As to the assets that FA’s seek from their family, friends and associates, these assets will then be transferred by the FA to his/her licensing sponsor (the brokerage firm) and held in stewardship on behalf of the client by the firm and the FA as ‘assets under management.’ Subsequently, under the FA’s ‘professional management,’ this arrangement supposedly justifies the accompanying fees, commissions, trails, transaction costs, etc. Parts of those fees, commissions, etc. are kicked back to the individual financial advisor. Give or take, the FA will receive 50% of the fees, commissions, etc., and often much less.
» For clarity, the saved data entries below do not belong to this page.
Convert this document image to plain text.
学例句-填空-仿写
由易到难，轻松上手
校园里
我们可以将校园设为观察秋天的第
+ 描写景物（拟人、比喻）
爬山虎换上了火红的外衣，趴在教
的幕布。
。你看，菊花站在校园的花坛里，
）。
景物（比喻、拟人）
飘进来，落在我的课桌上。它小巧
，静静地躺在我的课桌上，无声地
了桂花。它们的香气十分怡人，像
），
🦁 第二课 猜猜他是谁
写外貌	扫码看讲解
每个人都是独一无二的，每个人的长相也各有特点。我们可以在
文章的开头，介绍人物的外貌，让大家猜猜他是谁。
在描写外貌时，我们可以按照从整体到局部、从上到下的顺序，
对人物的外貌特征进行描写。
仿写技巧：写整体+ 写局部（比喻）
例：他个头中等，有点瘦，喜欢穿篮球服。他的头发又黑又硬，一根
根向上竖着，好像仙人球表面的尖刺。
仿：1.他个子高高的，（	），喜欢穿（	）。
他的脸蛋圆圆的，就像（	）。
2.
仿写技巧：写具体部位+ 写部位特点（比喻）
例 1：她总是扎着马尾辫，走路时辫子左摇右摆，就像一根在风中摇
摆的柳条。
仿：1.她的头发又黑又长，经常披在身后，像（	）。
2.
One of the less obvious and yet disturbing facts mentioned previously about working with an FA to manage one’s assets is this: in any downturn in the market, equities, commodities and certain income funds lose value and decrease the amount of principal within a client’s portfolio. This unfortunate event, however, never goes into negative territory as far as the brokerage house’s income statement or the FA’s wallet is concerned. Commissions paid to the FA by the client may decline in a downturn, but they never, ever go into the red as do the portfolio returns of the client. In good times and bad, the brokerage house and the FA gets paid regardless of the performance (or lack thereof) that their ‘professional management’ yields within their client’s portfolios; much like the brokerage partners of ‘Duke and Duke’ in the 1983 film ‘Trading Places,’ starring Eddie Murphy and Dan Ackroyd. When Randolph and Mortimer Duke (played by Ralph Bellamy and Don Ameche respectively) were explaining how the commodities brokerage business worked to neophyte Billy Ray Valentine (portrayed by Eddie Murphy in this film), Billy Ray replied ‘sounds like you guys are a couple of bookies to me.”
This observance by Billy Ray is not entirely inaccurate.